Replace the following:

RESERVATION_NAME: the name of the single-project reservation that you want to use.
PROJECT_ID: the ID of your project.
NUMBER_OF_VMS: the number of VMs needed for the cluster.
ZONE: a zone that has a3-megagpu-8g machine types. To review the zones where you can create A3 Mega VMs, see Accelerator availability.

After you destroy your Slurm cluster, you can delete the reservation if you don't need it anymore. For information, see Delete reservations.

Create a cluster

Use the following instructions to create a cluster using Cluster Toolkit.

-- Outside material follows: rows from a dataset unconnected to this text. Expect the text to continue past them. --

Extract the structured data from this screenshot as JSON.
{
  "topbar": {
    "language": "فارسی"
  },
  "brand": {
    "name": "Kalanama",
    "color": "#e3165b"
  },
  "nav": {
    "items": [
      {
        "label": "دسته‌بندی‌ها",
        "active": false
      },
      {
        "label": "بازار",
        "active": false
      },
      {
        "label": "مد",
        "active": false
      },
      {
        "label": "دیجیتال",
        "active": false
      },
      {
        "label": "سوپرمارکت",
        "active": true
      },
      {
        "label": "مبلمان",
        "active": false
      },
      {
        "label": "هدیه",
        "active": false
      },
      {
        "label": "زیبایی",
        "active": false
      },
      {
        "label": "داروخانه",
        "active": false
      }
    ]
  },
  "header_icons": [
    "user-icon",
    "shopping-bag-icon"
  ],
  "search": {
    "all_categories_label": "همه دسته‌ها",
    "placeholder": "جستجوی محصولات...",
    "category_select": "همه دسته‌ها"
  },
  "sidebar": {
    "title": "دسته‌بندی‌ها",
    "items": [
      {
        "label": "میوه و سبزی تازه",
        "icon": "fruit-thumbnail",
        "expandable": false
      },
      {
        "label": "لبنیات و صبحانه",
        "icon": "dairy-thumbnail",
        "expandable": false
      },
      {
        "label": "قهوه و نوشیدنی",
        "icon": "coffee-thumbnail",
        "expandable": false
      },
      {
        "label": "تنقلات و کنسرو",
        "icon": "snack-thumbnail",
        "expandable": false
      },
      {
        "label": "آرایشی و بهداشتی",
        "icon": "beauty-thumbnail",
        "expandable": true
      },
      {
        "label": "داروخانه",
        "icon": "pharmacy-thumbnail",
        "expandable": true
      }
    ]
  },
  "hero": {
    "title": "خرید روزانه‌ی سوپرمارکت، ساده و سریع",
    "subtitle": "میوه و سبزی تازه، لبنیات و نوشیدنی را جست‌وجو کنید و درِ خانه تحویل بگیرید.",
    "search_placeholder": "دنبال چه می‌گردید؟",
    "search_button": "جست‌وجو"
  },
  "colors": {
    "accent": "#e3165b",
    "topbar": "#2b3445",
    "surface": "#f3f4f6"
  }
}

After you have installed the Cluster Toolkit, ensure that you are in the Cluster Toolkit directory. To go to the main Cluster Toolkit blueprint's working directory, run the following command from the CLI.
```
cd cluster-toolkit
```
Create a Cloud Storage bucket to store the state of the Terraform deployment:
```
gcloud storage buckets create gs://BUCKET_NAME \
      --default-storage-class=STANDARD \
      --project=PROJECT_ID \
      --location=COMPUTE_REGION_TERRAFORM_STATE \
      --uniform-bucket-level-access
gcloud storage buckets update gs://BUCKET_NAME --versioning
```
Replace the following variables:
- BUCKET_NAME: the name of the new Cloud Storage bucket.
- PROJECT_ID: your Google Cloud project ID.
- COMPUTE_REGION_TERRAFORM_STATE: the compute region where you want to store the state of the Terraform deployment.
Update the blueprint deployment file. In the examples/gke-a3-megagpu/gke-a3-megagpu-deployment.yaml file, fill in the following settings in the terraform_backend_defaults and vars sections to match the specific values for your deployment:
- DEPLOYMENT_NAME: a unique name for the deployment. If the deployment name isn't unique within a project, cluster creation fails.
- BUCKET_NAME: the name of the Cloud Storage bucket you created in the previous step.
- PROJECT_ID: your Google Cloud project ID.
- COMPUTE_REGION: the compute region for the cluster.
- COMPUTE_ZONE: the compute zone for the node pool of A3 Mega machines.
- NODE_COUNT: the number of A3 Mega nodes in your cluster.
- IP_ADDRESS/SUFFIX: The IP address range that you want to allow to connect with the cluster. This CIDR block must include the IP address of the machine to call Terraform. For more information, see How authorized networks work. To get the IP address for your host machine, run the following command.
```
curl ifconfig.me
```
- For the extended_reservation field, use one of the following, depending on whether you want to target specific blocks in a reservation when provisioning the node pool:
  - To place the node pool anywhere in the reservation, provide the name of your reservation (RESERVATION_NAME).
  - To target a specific block within your reservation, use the reservation and block names in the following format:
```
RESERVATION_NAME/reservationBlocks/BLOCK_NAME
```
  If you don't know which blocks are available in your reservation, see View the topology of a reservation.
To modify advanced blueprint settings, edit the examples/gke-a3-megagpu/gke-a3-megagpu.yaml file.

Deploy the blueprint to provision the GKE infrastructure using A3 Mega machine types:

cd ~/cluster-toolkit
./gcluster deploy -d \
examples/gke-a3-megagpu/gke-a3-megagpu-deployment.yaml \
examples/gke-a3-megagpu/gke-a3-megagpu.yaml

When prompted, select (A)pply to deploy the blueprint.
- The blueprint creates VPC networks, service accounts, a cluster, and a nodepool.

Clean up resources created by Cluster Toolkit

To avoid recurring charges for the resources used on this page, clean up the resources provisioned by Cluster Toolkit, including the VPC networks and GKE cluster:

   cd ~/cluster-toolkit
   ./gcluster destroy CLUSTER_NAME/

Replace CLUSTER_NAME with the name of your cluster. For the clusters created with Cluster Toolkit, the cluster names are based on the DEPLOYMENT_NAME name.